The circumference of our workpiece is 2 x Pi x Rz, or 6.28 x Rz. And the circumference of the base of the cone is Pi x D, or 3.14 x D. The ratio of their lengths will give the ratio of the angles of the sectors, if we assume that the full angle in the workpiece is 360 degrees.
Those. X / 360 = 3.14 x D / 6.28 x Rz
Hence X = 180 x D / Rz (This is the angle that must be left to get the circumference of the base).

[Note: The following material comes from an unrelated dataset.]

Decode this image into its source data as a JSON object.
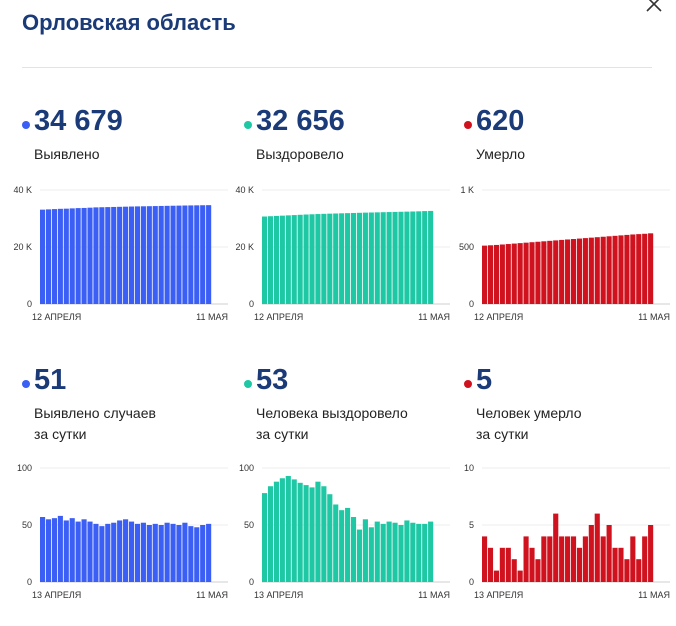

And you need to cut accordingly 360 - X.
For example: We need to make a truncated cone with a height of 250 mm, a base diameter of 300 mm, and a top hole diameter of 200 mm.
Find the height of the full cone P: 300 x 250 / (300 – 200) = 600 mm
Using the Pythagorean point, we find the outer radius of the workpiece Rz: Square root of (300/2)^2 + 6002 = 618.5 mm
Using the same theorem, we find the smaller radius Rm: Square root of (600 – 250)^2 + (200/2)^2 = 364 mm.
We determine the sector angle of our workpiece: 180 x 300 / 618.5 = 87.3 degrees.
On the material we draw an arc with a radius of 618.5 mm, then from the same center - an arc with a radius of 364 mm. The angle of the arc can have approximately 90-100 degrees of opening. We draw radii with an opening angle of 87.3 degrees. Our preparation is ready. Don't forget to allow an allowance for joining the edges if they are overlapped.